Tribals stand on a thin line between Naxalites and the government, exploited and destroyed by both. In areas where the Naxalites have a presence, not following their orders could result in gruesome killings. Thus, any meeting called by any of these outfits is an unspoken compulsion for the village, not an option.


In such a scenario, resorting to indiscriminate firing and blaming Naxalites for using innocent villagers as human shields is not only a failure on the part of the security forces but also on the state to provide safety to its citizens. The illusion presented to the common man has entwined tribals and Naxalites in such a complex manner that any number of killings in tribal areas fails to generate much sympathy among the people. The recent killing of 18 alleged Naxalites at the hands of the security forces in Chhattisgarh, and its aftermath, is evidence of the general perception that even if these people are not Naxalites, they are definitely supporters.


All in the name of ‘national interest’


In an interview with Shoma Chaudhary from Tehelka in 2009, Home Minister P Chidambaram made the following comment: “No country can develop unless it uses its natural and human resources. Mineral wealth is wealth that must be harvested and used for people.” But who are the ‘people’ for whom mineral wealth must be harvested? The middle class and elites who own multinational corporations.


The mineral resources have more to do with profiting private firms than national growth. For example, the royalty fixed by the central government for iron ore is just 10% of the value of mined iron ore, extraordinarily benefiting private mining firms. Tribals have always remained outside the loop of beneficiaries. This was evident in the non-implementation of the PESA Act until recently, for more than 10 years, in scheduled areas of Jharkhand even after a 2010 directive from the Jharkhand High Court. Adding to this was non-implementation of the Samatha judgment across areas under the Fifth Schedule, which would have hugely benefited tribals. Tribals have repeatedly been exploited, displaced and ruined in the name of ‘national interest’.


Jawaharlal Nehru once exquisitely explained the meaning of ‘Bharat Mata Ki Jai’, or ‘Victory to Mother India’, as victory to millions of people spread across the vast tract of India. The privileged classes who are fervently nationalistic must understand that their fellow nationals are being bludgeoned into a war-like situation. These wars are not only perpetrated by the juggernaut of so-called ‘development’ but are sustained by false myths that have blinded the general public. In a brilliant piece by George Monbiot, published in The Guardian, the author speaks about the injustices of the British Empire and the myths so well established that “we appear to blot out countervailing stories even as they are told”.

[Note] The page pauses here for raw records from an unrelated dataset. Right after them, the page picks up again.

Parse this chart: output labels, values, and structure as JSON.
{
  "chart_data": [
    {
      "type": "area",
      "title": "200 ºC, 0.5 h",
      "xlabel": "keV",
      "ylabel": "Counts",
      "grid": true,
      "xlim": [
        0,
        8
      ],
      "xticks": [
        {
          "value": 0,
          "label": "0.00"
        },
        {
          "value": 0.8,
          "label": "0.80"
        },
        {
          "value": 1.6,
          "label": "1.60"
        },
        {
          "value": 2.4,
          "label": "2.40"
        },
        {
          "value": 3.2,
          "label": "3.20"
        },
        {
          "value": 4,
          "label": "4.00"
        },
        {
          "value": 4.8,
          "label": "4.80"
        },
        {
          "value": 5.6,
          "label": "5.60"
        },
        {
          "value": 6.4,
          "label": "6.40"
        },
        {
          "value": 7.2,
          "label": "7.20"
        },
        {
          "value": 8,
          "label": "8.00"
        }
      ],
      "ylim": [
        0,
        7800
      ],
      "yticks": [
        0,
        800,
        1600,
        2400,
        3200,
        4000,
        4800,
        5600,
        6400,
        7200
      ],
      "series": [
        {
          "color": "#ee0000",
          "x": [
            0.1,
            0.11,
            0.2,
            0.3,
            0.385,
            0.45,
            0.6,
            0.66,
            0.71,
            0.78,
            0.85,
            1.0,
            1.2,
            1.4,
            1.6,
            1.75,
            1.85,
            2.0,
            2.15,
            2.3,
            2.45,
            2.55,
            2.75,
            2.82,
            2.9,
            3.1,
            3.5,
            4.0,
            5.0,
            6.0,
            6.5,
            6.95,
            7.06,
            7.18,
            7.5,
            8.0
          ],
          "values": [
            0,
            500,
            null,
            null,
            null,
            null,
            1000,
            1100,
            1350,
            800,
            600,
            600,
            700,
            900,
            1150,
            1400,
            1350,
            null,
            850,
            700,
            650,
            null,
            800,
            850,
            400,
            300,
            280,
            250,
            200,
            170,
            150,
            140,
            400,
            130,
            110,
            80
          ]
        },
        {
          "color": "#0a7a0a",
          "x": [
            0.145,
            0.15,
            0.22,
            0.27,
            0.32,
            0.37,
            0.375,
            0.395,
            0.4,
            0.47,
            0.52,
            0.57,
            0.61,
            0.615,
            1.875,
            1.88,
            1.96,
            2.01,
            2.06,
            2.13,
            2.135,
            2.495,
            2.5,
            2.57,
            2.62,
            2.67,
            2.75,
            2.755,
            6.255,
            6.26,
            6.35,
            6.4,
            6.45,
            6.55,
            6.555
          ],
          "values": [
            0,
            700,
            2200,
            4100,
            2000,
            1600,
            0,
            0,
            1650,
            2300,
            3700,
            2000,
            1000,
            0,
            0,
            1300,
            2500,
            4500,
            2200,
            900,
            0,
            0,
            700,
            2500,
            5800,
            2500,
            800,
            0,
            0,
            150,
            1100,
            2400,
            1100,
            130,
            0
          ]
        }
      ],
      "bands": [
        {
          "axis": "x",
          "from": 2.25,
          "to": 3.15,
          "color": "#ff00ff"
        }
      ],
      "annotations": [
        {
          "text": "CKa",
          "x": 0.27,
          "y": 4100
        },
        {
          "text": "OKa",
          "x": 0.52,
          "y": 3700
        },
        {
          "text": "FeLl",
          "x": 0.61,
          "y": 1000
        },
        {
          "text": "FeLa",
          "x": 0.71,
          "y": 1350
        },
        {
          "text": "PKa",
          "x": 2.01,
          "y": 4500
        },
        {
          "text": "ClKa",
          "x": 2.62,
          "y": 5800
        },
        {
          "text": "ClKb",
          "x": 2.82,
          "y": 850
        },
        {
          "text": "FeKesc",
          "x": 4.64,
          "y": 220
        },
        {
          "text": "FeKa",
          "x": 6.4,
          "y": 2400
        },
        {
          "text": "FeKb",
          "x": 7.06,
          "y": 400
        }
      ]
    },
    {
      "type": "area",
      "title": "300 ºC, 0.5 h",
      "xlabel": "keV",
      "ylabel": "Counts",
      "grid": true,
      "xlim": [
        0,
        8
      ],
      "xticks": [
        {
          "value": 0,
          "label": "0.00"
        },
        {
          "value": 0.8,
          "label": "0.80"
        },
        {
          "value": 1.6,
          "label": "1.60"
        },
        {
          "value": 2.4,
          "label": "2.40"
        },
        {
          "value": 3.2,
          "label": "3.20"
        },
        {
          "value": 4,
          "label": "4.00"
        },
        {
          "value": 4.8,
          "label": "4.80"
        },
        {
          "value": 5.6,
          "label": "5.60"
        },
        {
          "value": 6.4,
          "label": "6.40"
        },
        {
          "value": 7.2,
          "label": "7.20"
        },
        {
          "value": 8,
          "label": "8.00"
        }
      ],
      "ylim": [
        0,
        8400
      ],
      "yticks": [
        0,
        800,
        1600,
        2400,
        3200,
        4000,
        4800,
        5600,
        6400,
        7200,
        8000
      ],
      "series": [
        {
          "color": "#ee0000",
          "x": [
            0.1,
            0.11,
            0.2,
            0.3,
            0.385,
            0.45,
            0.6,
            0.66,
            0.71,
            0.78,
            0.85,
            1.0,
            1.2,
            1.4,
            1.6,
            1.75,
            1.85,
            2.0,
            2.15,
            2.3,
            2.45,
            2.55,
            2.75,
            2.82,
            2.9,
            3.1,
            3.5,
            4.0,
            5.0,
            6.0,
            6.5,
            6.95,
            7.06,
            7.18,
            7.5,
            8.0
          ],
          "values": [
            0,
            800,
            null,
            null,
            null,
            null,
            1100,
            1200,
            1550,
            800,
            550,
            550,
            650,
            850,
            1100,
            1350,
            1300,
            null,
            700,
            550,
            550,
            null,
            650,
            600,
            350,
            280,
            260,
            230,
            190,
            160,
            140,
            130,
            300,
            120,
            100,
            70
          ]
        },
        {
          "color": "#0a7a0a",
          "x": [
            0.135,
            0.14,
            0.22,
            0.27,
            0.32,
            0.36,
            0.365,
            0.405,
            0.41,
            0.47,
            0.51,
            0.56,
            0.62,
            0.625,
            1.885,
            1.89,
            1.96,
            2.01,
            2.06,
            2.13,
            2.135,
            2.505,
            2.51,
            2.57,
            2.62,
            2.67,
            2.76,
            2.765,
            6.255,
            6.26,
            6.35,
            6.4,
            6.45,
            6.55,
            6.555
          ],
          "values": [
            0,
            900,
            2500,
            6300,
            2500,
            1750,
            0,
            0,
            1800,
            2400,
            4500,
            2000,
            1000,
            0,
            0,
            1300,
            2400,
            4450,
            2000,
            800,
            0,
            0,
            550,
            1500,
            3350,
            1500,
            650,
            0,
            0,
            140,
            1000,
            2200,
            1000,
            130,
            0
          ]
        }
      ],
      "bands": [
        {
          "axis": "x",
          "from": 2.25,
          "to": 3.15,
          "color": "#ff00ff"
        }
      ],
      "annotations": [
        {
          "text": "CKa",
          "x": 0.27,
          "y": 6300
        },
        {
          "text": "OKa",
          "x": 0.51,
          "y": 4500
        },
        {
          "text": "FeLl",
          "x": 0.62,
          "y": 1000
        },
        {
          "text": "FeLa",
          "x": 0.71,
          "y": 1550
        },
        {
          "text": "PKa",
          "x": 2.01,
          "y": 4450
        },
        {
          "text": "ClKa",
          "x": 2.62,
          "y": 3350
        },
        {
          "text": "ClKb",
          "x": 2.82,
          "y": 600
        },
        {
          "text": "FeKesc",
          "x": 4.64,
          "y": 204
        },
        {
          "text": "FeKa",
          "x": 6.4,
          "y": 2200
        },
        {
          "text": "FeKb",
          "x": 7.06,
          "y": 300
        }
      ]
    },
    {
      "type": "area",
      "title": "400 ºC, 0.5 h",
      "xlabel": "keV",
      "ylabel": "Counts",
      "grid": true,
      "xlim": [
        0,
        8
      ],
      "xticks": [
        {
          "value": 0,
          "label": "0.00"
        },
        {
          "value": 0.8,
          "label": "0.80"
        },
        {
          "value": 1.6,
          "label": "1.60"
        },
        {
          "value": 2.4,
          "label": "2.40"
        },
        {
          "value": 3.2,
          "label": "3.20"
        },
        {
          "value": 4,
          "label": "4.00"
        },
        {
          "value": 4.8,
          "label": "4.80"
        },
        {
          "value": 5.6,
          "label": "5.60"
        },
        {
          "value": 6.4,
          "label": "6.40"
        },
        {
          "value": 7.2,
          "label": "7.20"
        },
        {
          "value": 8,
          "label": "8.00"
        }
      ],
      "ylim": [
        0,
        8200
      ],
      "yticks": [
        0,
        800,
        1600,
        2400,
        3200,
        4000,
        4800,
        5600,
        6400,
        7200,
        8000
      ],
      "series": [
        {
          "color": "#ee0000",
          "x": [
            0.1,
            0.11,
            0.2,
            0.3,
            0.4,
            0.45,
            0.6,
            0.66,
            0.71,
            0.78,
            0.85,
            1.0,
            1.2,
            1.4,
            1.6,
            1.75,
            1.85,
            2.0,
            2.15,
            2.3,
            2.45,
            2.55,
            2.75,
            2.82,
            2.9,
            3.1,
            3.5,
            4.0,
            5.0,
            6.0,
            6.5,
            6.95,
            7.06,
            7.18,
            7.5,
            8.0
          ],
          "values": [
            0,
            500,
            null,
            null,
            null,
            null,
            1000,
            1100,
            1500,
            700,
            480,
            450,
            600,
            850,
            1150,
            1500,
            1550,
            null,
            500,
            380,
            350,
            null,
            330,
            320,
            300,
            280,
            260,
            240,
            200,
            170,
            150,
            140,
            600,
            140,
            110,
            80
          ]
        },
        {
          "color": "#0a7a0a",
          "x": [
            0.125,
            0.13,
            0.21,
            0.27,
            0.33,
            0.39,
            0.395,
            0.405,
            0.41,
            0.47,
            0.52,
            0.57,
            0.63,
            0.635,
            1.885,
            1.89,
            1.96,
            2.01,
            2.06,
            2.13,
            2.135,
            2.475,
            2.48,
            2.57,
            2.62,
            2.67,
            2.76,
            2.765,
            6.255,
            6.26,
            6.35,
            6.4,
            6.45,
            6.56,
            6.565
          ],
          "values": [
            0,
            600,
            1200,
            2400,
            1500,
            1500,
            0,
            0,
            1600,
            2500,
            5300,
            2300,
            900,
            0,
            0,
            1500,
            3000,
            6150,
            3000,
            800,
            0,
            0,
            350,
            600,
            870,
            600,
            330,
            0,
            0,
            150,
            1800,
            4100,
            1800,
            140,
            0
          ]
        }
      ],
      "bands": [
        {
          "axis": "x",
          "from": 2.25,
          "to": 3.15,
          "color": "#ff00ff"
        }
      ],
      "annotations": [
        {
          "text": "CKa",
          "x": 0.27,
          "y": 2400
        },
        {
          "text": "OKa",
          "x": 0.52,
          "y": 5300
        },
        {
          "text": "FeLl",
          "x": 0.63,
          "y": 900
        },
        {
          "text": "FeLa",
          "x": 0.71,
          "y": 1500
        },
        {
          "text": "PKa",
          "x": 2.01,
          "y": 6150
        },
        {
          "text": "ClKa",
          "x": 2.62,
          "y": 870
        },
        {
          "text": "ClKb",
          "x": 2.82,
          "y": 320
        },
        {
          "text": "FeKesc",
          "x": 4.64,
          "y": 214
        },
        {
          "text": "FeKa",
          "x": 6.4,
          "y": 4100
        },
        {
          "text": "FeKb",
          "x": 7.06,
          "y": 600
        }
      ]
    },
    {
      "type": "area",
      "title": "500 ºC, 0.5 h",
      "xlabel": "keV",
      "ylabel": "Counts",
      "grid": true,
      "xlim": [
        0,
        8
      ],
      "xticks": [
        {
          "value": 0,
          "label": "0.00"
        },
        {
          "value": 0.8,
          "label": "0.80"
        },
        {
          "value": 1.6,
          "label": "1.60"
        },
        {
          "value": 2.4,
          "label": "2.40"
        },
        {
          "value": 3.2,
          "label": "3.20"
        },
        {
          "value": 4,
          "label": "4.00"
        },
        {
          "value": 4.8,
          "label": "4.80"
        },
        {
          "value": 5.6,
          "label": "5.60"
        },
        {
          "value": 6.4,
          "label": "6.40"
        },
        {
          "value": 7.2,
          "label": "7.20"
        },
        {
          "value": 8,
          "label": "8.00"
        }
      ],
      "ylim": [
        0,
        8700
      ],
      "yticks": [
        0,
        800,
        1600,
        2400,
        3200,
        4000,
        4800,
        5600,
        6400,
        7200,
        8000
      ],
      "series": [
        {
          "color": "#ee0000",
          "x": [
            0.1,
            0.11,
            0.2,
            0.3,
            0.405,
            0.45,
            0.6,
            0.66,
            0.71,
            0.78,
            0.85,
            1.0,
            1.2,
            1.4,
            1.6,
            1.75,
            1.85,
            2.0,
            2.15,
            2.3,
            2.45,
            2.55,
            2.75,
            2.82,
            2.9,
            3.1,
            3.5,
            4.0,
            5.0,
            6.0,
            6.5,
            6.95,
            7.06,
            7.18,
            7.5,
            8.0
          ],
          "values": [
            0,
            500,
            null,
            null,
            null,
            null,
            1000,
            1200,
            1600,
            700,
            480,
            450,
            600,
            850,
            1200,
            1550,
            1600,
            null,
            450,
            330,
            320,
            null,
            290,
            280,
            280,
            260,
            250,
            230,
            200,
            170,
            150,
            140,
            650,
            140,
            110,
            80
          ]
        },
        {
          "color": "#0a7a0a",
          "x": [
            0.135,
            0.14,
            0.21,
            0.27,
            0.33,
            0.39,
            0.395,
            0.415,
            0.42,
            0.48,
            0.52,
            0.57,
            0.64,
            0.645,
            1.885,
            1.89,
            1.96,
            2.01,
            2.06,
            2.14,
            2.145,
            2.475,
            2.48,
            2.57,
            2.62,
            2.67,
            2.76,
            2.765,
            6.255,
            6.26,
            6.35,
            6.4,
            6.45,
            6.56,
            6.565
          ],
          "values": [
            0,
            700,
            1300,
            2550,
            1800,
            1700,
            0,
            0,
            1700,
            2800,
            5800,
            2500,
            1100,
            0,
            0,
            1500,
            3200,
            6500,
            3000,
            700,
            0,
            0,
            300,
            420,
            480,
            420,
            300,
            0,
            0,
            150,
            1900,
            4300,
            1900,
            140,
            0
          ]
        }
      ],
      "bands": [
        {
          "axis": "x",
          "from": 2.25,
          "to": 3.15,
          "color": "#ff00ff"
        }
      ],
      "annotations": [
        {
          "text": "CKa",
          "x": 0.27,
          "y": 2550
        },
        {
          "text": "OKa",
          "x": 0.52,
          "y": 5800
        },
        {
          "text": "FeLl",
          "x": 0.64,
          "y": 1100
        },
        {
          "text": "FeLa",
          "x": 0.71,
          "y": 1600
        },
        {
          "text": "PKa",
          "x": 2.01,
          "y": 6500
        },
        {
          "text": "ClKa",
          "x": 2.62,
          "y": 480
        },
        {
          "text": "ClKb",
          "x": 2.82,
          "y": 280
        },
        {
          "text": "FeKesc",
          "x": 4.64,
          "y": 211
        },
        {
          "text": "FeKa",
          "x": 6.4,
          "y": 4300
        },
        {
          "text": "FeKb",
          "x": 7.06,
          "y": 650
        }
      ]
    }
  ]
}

In order to sustain an actual inclusive growth, people need to do away with such false perceptions and not let exploitative action go unchallenged. Only then will the true essence of ‘Victory to Mother India’ materialise. National development is not just about showcasing the country’s economic growth on paper. A massive GDP growth rate is meaningless if tribals and other underprivileged peoples continue living underdeveloped lives. As a tribal, I expect the government to set aside its false perceptions of development that encourage exploitation of tribal communities, and bring about real meaningful growth.